Jorge Daniel Guagua Tamayo (/es/; born 28 September 1981) is an Ecuadorian retired professional footballer who played as a defender. He is currently a sporting director of Club 9 de Octubre.

==Club career==
He was transferred to Colón de Santa Fe of Argentina right after the 2006 FIFA World Cup. After a year of steady performances there he returned to Ecuador to play for Club Sport Emelec. In December 2007 Guagua agreed to join Emelec's city rivals Barcelona SC
For the 2009 season he will make his return to the team that made him famous, El Nacional.

On 1 December 2011, his transfer to Mexican club Atlante FC was confirmed.

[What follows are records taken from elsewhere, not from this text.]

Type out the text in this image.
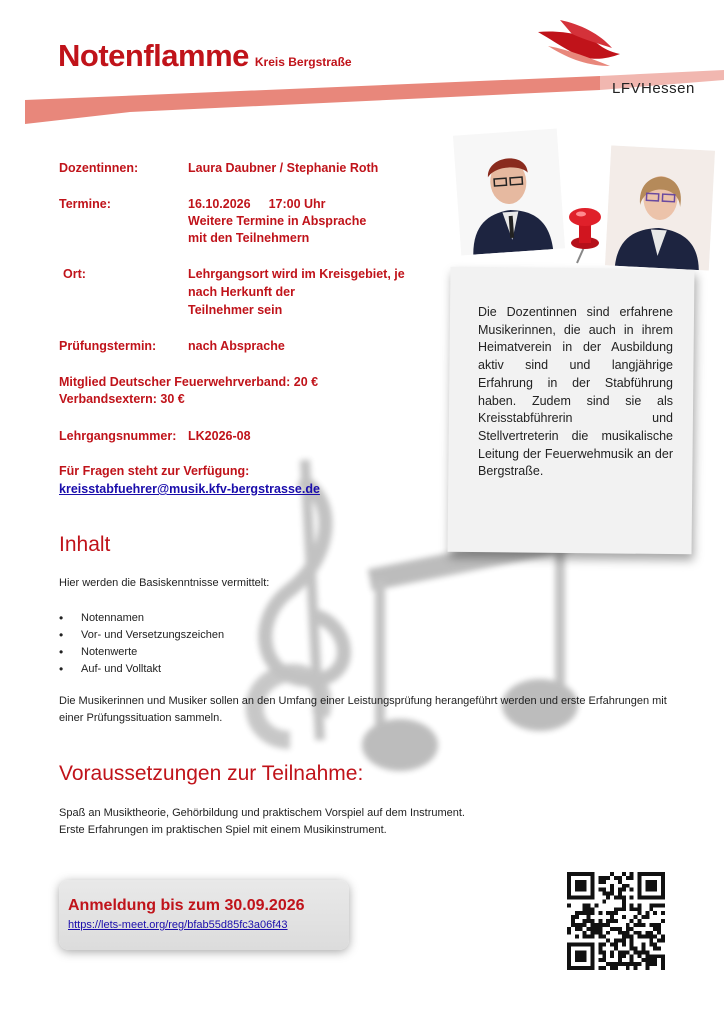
Notenflamme Kreis Bergstraße
LFVHessen
Dozentinnen:	Laura Daubner / Stephanie Roth
Termine:	16.10.2026 17:00 Uhr
Weitere Termine in Absprache
mit den Teilnehmern
Ort:	Lehrgangsort wird im Kreisgebiet, je
nach Herkunft der
Teilnehmer sein
Prüfungstermin:	nach Absprache
Mitglied Deutscher Feuerwehrverband: 20 €
Verbandsextern: 30 €
Lehrgangsnummer: LK2026-08
Für Fragen steht zur Verfügung:
kreisstabfuehrer@musik.kfv-bergstrasse.de
Die Dozentinnen sind erfahrene Musikerinnen, die auch in ihrem Heimatverein in der Ausbildung aktiv sind und langjährige Erfahrung in der Stabführung haben. Zudem sind sie als Kreisstabführerin und Stellvertreterin die musikalische Leitung der Feuerwehmusik an der Bergstraße.
Inhalt
Hier werden die Basiskenntnisse vermittelt:
• Notennamen
• Vor- und Versetzungszeichen
• Notenwerte
• Auf- und Volltakt
Die Musikerinnen und Musiker sollen an den Umfang einer Leistungsprüfung herangeführt werden und erste Erfahrungen mit einer Prüfungssituation sammeln.
Voraussetzungen zur Teilnahme:
Spaß an Musiktheorie, Gehörbildung und praktischem Vorspiel auf dem Instrument.
Erste Erfahrungen im praktischen Spiel mit einem Musikinstrument.
Anmeldung bis zum 30.09.2026
https://lets-meet.org/reg/bfab55d85fc3a06f43
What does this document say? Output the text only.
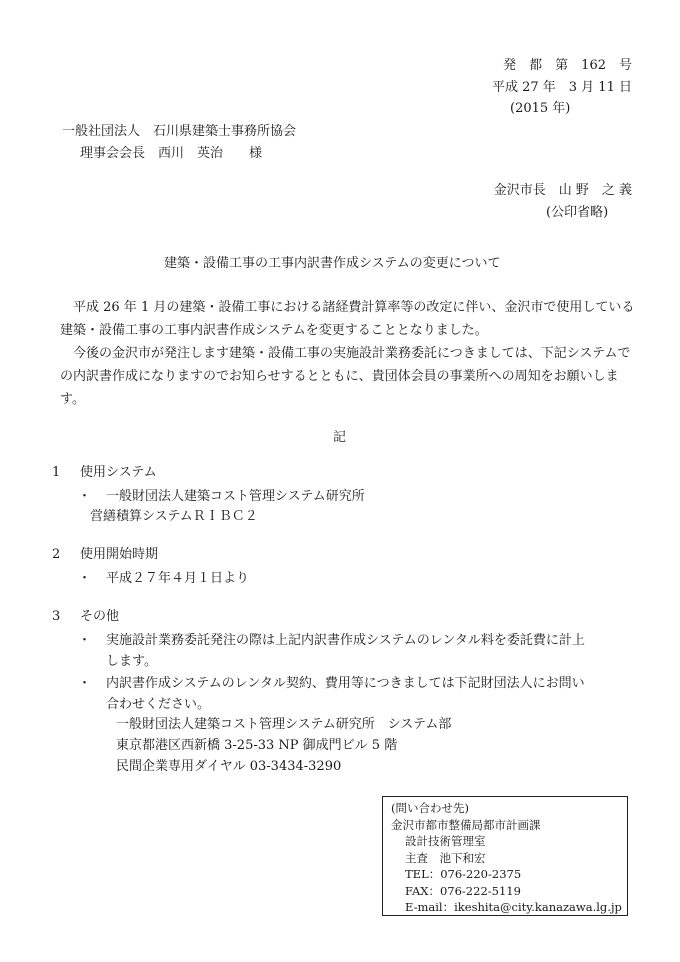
発　都　第　162　号
平成 27 年　3 月 11 日
(2015 年)
一般社団法人　石川県建築士事務所協会
理事会会長　西川　英治　　様
金沢市長　山 野　之 義
(公印省略)
建築・設備工事の工事内訳書作成システムの変更について

平成 26 年 1 月の建築・設備工事における諸経費計算率等の改定に伴い、金沢市で使用している建築・設備工事の工事内訳書作成システムを変更することとなりました。

今後の金沢市が発注します建築・設備工事の実施設計業務委託につきましては、下記システムでの内訳書作成になりますのでお知らせするとともに、貴団体会員の事業所への周知をお願いします。

記
1 使用システム
・	一般財団法人建築コスト管理システム研究所
営繕積算システムＲＩＢＣ２
2 使用開始時期
・	平成２７年４月１日より
3 その他
・	実施設計業務委託発注の際は上記内訳書作成システムのレンタル料を委託費に計上します。
・	内訳書作成システムのレンタル契約、費用等につきましては下記財団法人にお問い合わせください。
一般財団法人建築コスト管理システム研究所　システム部
東京都港区西新橋 3-25-33 NP 御成門ビル 5 階
民間企業専用ダイヤル 03-3434-3290
(問い合わせ先)
金沢市都市整備局都市計画課
設計技術管理室
主査　池下和宏
TEL：076-220-2375
FAX：076-222-5119
E-mail：ikeshita@city.kanazawa.lg.jp
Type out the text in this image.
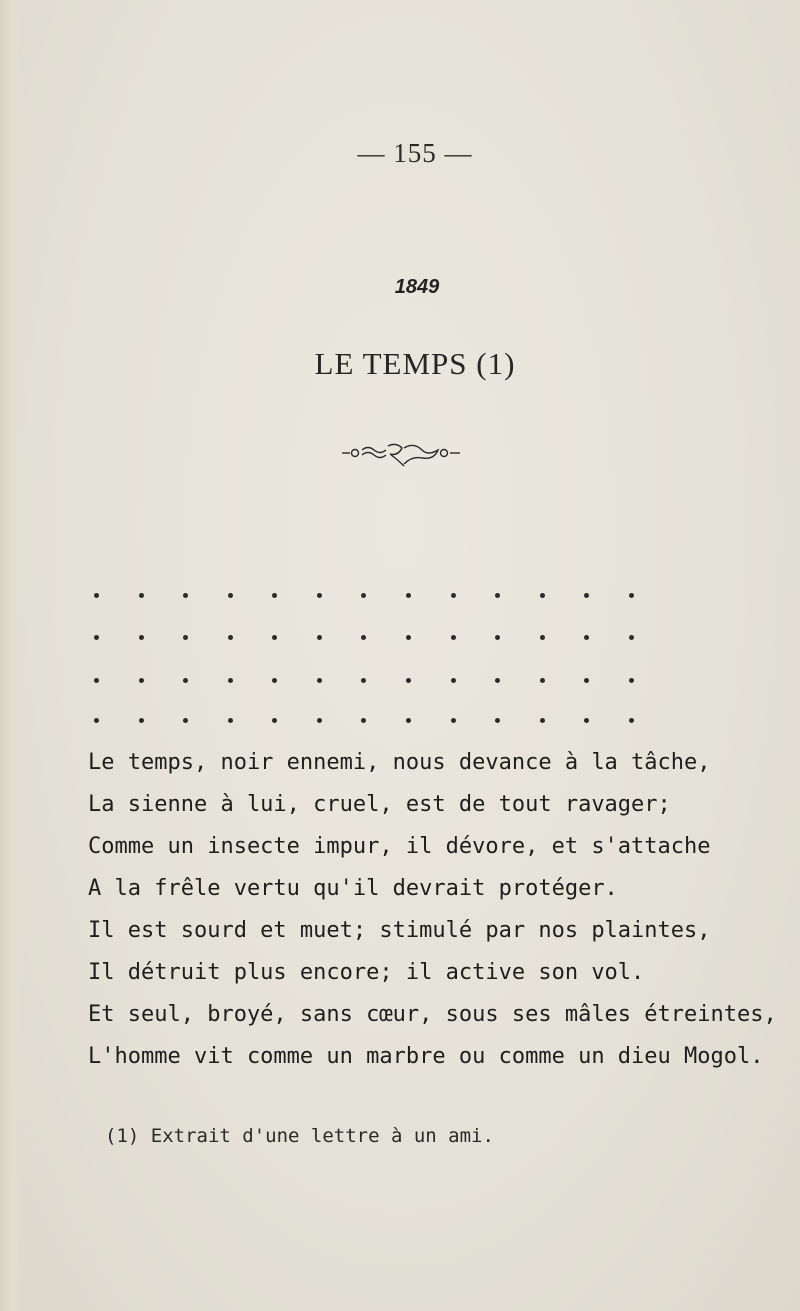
— 155 —
1849
LE TEMPS (1)
Le temps, noir ennemi, nous devance à la tâche,
La sienne à lui, cruel, est de tout ravager;
Comme un insecte impur, il dévore, et s'attache
A la frêle vertu qu'il devrait protéger.
Il est sourd et muet; stimulé par nos plaintes,
Il détruit plus encore; il active son vol.
Et seul, broyé, sans cœur, sous ses mâles étreintes,
L'homme vit comme un marbre ou comme un dieu Mogol.
(1) Extrait d'une lettre à un ami.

In June 2019, Guagua joined Club 9 de Octubre. Retiring at the end of the year, it was confirmed in January 2020, that Guagua would continue at 9 de Octubre as the club's new sporting director.

==International career==
A central defender, Guagua had a promising start to his career. His quick, technical abilities meant he was included in Ecuador's squad for the 2001 FIFA World Youth Championship. In the same year, he made his debut for Ecuador's senior side and he was named in his country's squad for the 2006 FIFA World Cup. He also played in the 2007 Copa América held in Venezuela.

However, Guagua, who captained Club Deportivo El Nacional to the 2005 league championship, is generally used as a substitute behind record appearance maker Ivan Hurtado in Ecuador's current side. He has 16 international caps and one goal as at 19 May 2006 against Mexico.

==Honors==
El Nacional
- Serie A: 2005 Clausura

LDU Quito
- Serie A: 2010
- Recopa Sudamericana: 2010

Serie A

- 2014 Campeonato Ecuatoriano de Fútbol.
- 2015 Campeonato Ecuatoriano de Fútbol.
- 2017 Campeonato Ecuatoriano de Fútbol.